Não se governa uma cidade atacando servidores públicos. Não se constrói política pública sem diálogo entre Poderes, sem respeito às leis, sem reconhecer que decisões administrativas impactam vidas reais. A arrogância institucional, quando prospera, leva ao desprezo pelo contraditório, ao isolamento político e ao tratamento desrespeitoso de categorias inteiras de trabalhadores. A história recente está repleta de exemplos de gestores que confundiram popularidade com autorização para agir sem limites — e os resultados foram desastrosos.
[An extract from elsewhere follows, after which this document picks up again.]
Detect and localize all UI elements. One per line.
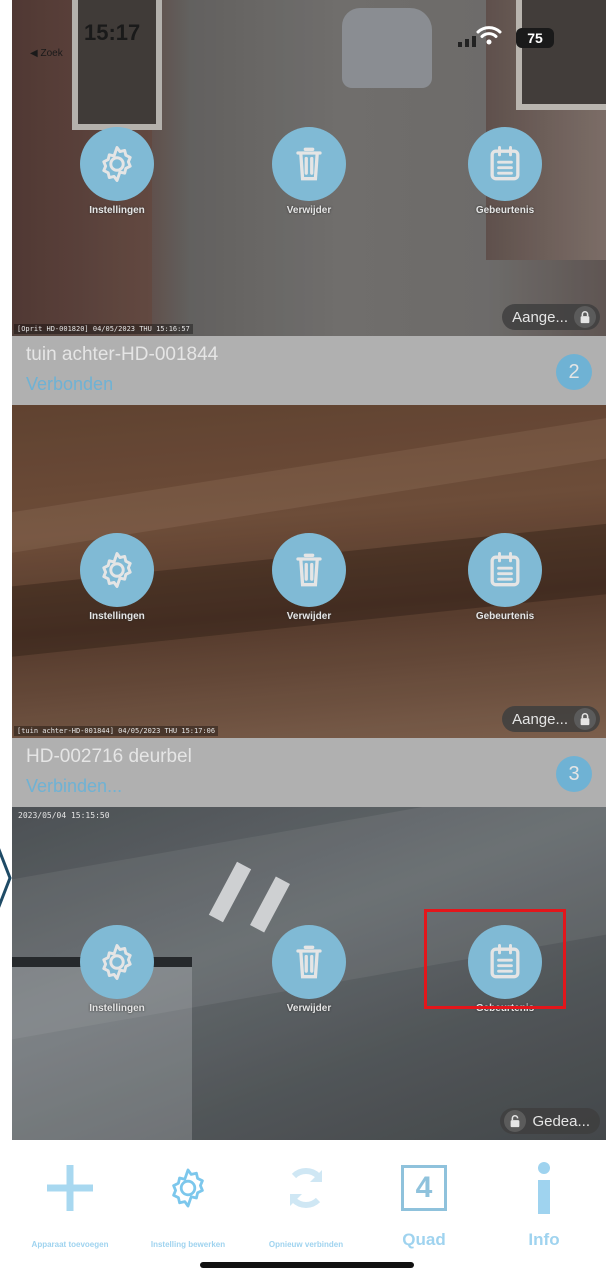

O pedido de cassação apresentado à Câmara — posteriormente arquivado — não nasceu de oportunismo político, mas de meses de tentativas de diálogo frustradas, decisões judiciais ignoradas e prejuízos acumulados aos servidores. Pode-se discutir o instrumento escolhido, mas não o que o motivou: o descumprimento de uma lei válida, promulgada, publicada e confirmada pela Justiça. Quando o diálogo é rompido unilateralmente pelo gestor, restam à democracia os mecanismos que o Direito oferece.
Por isso reitero minha solidariedade aos auditores, médicas, médicos e demais profissionais da rede municipal. Sua luta é justa, urgente e revela muito sobre o tipo de cidade que queremos ser. O que está em jogo não é uma disputa corporativa, tampouco uma contenda pessoal: é o respeito ao serviço público, à legalidade e à dignidade de quem mantém São Luís de pé.
A classe trabalhadora já deu sua resposta. Buscou a Justiça, mobilizou sindicatos, foi às ruas, defendeu o que é seu. E continuará defendendo, porque sabe que esse enfrentamento vai além do salário: é sobre cidadania, sobre limites institucionais, sobre não permitir que a desinformação prevaleça sobre a verdade.
A defesa dos servidores públicos é, antes de tudo, a defesa da própria cidade. Não há justiça possível enquanto quem sustenta o serviço público segue pagando por erros que não cometeu. Essa luta precisa continuar — com coragem, consciência e unidade — até que a justiça de verdade seja feita.